Canadian Prime Minister Justin Trudeau overhauled his Cabinet on Tuesday and named women to the foreign affairs and defense posts in a gender-balanced group of the government's top officials. He also named two men with strong environmental records to lead his government's fight against climate change.

Trudeau named Melanie Joly as foreign minister and Anita Anand as defense minister as part of a major Cabinet shuffle following September's vote, which handed Trudeau a third victory since 2015, albeit with a minority in the House of Commons. Chrystia Freeland retained her positions as deputy prime minister and finance minister.

Joly, a 42-year-old from Montreal, previously served as minister of economic development and before that as heritage minister. Anand, a 54-year-old from Oakville, Ontario, is just the second woman to serve as Canada's defense minister. She previously served as procurement minister and led the country's efforts to purchase COVID-19 vaccines.

Women make up half of the Cabinet since Trudeau's Liberal government was first elected in 2015.

Meanwhile, Trudeau's choice for positions that would affect the environment has sparked concern in the country's oil patch and hope among green advocates.
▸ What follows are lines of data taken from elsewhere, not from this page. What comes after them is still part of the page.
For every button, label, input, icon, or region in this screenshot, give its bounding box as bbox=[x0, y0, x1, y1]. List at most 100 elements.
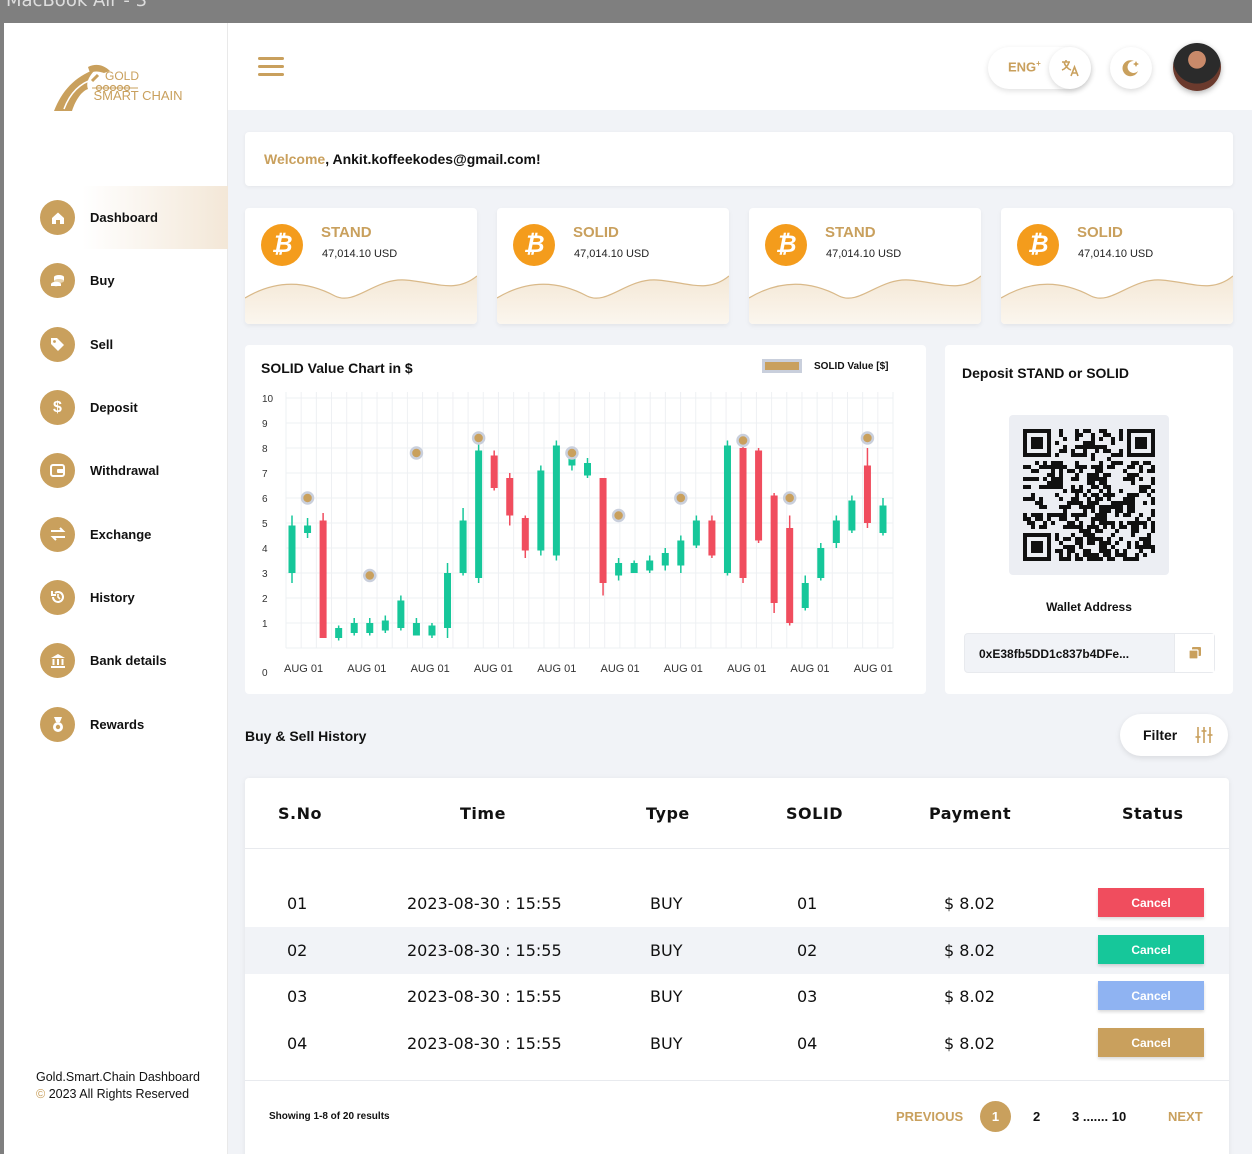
column-header[interactable]: Type bbox=[646, 804, 690, 823]
candle-body bbox=[770, 495, 778, 603]
cell-type: BUY bbox=[650, 987, 683, 1006]
sidebar-item-exchange[interactable]: Exchange bbox=[4, 502, 228, 565]
cell-time: 2023-08-30 : 15:55 bbox=[407, 987, 562, 1006]
cell-solid: 04 bbox=[797, 1034, 818, 1053]
copy-icon bbox=[1187, 647, 1201, 660]
cell-sno: 02 bbox=[287, 941, 308, 960]
cell-time: 2023-08-30 : 15:55 bbox=[407, 894, 562, 913]
copy-button[interactable] bbox=[1174, 634, 1214, 672]
candle-body bbox=[552, 445, 560, 556]
cell-type: BUY bbox=[650, 1034, 683, 1053]
sidebar-item-dashboard[interactable]: Dashboard bbox=[4, 186, 228, 250]
token-name: SOLID bbox=[573, 224, 619, 241]
footer-app-name: Gold.Smart.Chain Dashboard bbox=[36, 1070, 200, 1084]
home-icon bbox=[40, 200, 75, 236]
table-row[interactable]: 01 2023-08-30 : 15:55 BUY 01 $ 8.02 Canc… bbox=[245, 880, 1229, 927]
table-row[interactable]: 04 2023-08-30 : 15:55 BUY 04 $ 8.02 Canc… bbox=[245, 1020, 1229, 1067]
y-tick-label: 0 bbox=[262, 668, 268, 679]
next-page-button[interactable]: NEXT bbox=[1168, 1109, 1203, 1124]
table-row[interactable]: 02 2023-08-30 : 15:55 BUY 02 $ 8.02 Canc… bbox=[245, 927, 1229, 974]
token-value: 47,014.10 USD bbox=[574, 248, 650, 260]
legend-label: SOLID Value [$] bbox=[814, 360, 889, 372]
filter-button[interactable]: Filter bbox=[1120, 714, 1228, 756]
column-header[interactable]: Time bbox=[460, 804, 506, 823]
candle-body bbox=[412, 623, 420, 636]
top-header: ENG+ bbox=[228, 23, 1252, 110]
legend-swatch bbox=[762, 359, 802, 373]
x-tick-label: AUG 01 bbox=[347, 663, 386, 675]
y-tick-label: 7 bbox=[262, 469, 268, 480]
cell-type: BUY bbox=[650, 894, 683, 913]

Steven Guilbeault was named environment and climate change minister, while Jonathan Wilkinson, who spent two decades in the green tech sector and then served as predecessor to Guilbeault for two years, took over as minister of natural resources. Canada is the world's fourth-biggest oil producer.

La Presse newspaper once dubbed Guilbeault "the green Jesus of Montreal." He has worked for green groups, including Greenpeace, for more than 20 years. In 2001, he climbed the CN Tower in Toronto to protest Canada's environmental record.

"This will be very concerning and frustrating for everyone who's part of the natural resource economy in Canada," Heather Exner-Pirot, a fellow at the Macdonald-Laurier Institute think tank, told Reuters. She spoke from Calgary, the heart of the oil patch.

"Now someone who's worked for Greenpeace ... will have significant influence on how we go forward with our resource development," she added.